Le droit à la vie privée dans les sacs d'ordures

En avril 2009, la Cour suprême du Canada a rendu publique sa décision dans l’affaire R. c. Patrick, jugeant que les sacs d’ordures placés en bordure du trottoir pour la collecte ne détiennent aucun droit au respect de la vie privée en raison de l'attente réduite en matière de respect de la vie privée. Dans cette affaire, la Cour a déclaré que l’accusé avait abandonné son droit au respect de la vie privée en plaçant ses ordures pour la collecte. Quiconque serait passé par là, que ce soit un enfant, un éboueur ou un animal, aurait pu ouvrir le contenu des ordures laissées en bordure du trottoir. L’individu a été accusé de trafic d’ecstasy à la suite de la fouille de ses ordures par les policiers.

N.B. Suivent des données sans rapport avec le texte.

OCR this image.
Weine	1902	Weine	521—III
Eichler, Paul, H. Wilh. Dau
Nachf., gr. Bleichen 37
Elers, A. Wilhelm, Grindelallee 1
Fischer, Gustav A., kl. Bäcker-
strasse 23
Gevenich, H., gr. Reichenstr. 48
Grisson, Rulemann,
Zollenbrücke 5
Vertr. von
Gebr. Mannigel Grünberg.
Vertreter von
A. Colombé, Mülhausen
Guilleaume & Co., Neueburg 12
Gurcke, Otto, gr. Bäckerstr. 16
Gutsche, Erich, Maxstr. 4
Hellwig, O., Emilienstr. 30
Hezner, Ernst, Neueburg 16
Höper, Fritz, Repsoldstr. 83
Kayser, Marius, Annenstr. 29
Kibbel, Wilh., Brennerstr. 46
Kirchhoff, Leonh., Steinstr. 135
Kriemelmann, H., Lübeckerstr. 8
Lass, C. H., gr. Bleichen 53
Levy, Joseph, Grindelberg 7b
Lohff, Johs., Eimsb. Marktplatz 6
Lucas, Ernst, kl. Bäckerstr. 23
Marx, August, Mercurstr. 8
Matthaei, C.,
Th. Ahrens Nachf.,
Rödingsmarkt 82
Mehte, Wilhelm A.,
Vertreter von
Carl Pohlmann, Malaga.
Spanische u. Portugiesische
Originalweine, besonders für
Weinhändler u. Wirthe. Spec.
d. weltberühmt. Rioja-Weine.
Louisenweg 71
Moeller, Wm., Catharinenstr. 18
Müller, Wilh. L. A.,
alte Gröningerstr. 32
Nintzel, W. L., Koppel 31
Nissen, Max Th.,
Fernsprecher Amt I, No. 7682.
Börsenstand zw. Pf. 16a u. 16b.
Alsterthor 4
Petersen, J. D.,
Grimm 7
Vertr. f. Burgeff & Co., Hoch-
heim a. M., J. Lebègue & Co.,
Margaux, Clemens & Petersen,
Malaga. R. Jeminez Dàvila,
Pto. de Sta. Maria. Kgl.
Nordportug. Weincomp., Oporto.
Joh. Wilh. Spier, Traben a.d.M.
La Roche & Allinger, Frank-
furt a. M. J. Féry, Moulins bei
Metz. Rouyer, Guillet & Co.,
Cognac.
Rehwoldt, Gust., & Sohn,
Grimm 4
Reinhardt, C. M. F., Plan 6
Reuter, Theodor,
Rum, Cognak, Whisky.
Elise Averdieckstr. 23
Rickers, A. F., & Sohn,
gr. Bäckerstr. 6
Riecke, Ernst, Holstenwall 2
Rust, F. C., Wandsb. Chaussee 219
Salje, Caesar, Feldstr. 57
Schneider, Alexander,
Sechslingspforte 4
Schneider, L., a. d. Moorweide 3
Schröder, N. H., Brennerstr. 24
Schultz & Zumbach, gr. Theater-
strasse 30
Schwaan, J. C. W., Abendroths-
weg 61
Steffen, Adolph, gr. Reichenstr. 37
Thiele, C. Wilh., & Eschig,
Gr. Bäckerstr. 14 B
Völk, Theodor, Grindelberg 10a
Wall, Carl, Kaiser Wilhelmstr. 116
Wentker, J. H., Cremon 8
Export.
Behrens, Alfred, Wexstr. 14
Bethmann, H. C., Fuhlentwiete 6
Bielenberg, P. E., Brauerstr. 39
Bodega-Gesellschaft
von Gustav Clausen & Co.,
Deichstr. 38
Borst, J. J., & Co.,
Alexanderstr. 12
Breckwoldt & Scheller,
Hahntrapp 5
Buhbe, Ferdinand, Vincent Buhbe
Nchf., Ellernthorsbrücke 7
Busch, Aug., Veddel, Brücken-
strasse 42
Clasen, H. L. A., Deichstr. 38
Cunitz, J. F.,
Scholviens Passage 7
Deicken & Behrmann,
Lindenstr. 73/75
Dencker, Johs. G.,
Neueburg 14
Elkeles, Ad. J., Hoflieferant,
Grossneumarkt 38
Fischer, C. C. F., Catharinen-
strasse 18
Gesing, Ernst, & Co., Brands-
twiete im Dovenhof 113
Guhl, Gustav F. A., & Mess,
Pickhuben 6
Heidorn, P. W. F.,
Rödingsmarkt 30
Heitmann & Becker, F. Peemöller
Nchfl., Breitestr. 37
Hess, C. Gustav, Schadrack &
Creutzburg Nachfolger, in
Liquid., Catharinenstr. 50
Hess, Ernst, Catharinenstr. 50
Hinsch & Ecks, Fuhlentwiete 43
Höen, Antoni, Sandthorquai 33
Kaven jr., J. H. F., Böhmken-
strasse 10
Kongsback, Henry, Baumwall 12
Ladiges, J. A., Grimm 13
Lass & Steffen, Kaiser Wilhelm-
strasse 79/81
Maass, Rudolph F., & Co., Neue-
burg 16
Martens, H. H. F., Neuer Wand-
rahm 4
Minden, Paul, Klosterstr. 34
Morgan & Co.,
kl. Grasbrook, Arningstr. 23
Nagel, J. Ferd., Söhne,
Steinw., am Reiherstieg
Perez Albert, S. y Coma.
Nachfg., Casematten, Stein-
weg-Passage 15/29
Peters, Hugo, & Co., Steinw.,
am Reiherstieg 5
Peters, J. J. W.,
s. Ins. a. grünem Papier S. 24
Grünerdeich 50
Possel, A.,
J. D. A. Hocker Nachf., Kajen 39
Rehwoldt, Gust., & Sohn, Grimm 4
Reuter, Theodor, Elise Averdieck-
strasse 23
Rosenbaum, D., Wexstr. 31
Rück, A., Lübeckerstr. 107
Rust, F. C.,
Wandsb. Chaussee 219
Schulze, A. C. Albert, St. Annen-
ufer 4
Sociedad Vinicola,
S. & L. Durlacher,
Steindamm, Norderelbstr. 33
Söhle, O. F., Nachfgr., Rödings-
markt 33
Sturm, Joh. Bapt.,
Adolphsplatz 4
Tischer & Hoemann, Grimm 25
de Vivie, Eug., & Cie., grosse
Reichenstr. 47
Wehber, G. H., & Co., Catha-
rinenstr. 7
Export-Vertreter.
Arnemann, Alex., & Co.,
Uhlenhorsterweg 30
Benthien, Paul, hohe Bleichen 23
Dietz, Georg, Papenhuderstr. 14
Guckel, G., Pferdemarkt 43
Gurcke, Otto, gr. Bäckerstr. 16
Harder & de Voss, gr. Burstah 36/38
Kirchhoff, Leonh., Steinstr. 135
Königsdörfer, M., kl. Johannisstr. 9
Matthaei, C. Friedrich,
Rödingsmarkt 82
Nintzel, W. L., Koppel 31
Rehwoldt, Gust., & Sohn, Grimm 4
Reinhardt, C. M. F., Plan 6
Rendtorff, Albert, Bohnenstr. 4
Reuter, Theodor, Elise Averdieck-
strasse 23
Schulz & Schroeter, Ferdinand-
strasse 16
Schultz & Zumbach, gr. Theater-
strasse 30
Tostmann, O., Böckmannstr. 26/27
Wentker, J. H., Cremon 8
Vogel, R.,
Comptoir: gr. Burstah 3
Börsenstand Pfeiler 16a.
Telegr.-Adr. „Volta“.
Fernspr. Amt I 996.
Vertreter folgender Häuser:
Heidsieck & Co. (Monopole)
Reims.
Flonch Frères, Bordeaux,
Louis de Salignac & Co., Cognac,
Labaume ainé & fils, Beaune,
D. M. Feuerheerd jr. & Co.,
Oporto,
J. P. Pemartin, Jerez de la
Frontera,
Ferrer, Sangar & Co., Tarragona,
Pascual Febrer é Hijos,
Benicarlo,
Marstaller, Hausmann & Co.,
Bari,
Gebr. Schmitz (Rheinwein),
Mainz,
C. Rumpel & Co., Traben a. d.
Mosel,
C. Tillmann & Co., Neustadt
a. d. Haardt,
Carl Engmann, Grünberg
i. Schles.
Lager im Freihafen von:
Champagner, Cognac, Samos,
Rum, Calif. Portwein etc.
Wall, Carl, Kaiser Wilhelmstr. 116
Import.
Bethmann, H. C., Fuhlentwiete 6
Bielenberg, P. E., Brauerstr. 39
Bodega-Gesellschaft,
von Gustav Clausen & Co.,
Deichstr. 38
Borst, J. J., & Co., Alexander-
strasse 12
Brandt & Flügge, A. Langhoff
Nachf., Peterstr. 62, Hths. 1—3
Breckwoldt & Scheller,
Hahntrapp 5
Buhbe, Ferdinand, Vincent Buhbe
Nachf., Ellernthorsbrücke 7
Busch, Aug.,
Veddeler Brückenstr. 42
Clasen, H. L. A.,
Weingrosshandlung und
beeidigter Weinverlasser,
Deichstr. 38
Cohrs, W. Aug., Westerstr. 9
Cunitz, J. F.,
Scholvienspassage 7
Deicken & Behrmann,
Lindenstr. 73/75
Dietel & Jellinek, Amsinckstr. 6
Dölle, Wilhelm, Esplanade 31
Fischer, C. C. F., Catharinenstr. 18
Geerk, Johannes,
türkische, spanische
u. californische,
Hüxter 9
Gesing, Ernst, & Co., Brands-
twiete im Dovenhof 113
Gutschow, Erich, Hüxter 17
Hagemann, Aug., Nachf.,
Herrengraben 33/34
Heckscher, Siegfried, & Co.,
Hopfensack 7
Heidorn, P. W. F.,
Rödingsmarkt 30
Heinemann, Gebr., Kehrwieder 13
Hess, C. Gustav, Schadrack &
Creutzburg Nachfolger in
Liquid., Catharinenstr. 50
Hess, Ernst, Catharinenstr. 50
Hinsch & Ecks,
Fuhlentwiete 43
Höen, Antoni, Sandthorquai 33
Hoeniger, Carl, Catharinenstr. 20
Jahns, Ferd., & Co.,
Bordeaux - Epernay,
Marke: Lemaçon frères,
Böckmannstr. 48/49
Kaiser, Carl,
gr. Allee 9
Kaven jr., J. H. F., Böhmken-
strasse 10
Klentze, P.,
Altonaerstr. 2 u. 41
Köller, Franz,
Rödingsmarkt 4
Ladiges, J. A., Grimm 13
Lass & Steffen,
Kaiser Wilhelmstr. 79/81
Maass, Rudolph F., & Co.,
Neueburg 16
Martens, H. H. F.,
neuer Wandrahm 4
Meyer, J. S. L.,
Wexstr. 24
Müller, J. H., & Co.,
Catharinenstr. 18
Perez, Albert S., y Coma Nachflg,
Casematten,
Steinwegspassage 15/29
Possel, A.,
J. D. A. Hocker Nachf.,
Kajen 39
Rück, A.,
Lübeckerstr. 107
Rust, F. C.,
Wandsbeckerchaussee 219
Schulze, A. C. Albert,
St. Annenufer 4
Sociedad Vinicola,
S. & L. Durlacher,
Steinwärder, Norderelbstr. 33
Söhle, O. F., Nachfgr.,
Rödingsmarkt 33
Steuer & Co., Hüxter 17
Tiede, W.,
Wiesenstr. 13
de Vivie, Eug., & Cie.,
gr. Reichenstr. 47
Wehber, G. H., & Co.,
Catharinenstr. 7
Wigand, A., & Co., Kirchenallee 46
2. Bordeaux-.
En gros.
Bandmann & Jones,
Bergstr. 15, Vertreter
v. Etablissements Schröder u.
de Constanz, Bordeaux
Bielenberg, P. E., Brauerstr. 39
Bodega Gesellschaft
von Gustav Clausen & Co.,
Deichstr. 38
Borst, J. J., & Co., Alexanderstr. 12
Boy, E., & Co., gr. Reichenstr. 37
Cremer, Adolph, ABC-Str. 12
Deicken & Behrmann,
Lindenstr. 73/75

Cette décision confirme donc le fait que les policiers n’ont pas besoin d’un mandat de perquisition pour fouiller les sacs d’ordures laissés pour la collecte et peuvent s’appuyer sur n’importe quel élément de preuve trouvé dans les ordures pour procéder à une arrestation. Les policiers ont le droit de scruter vos ordures si elles ont été placées en bordure de votre propriété pour la collecte municipale parce que des biens « abandonnés » ne font pas l'objet des dispositions sur la protection de la vie privée. La présence de renseignements personnels dans vos sacs d’ordures peut mettre en jeu d’importants droits à la vie privée.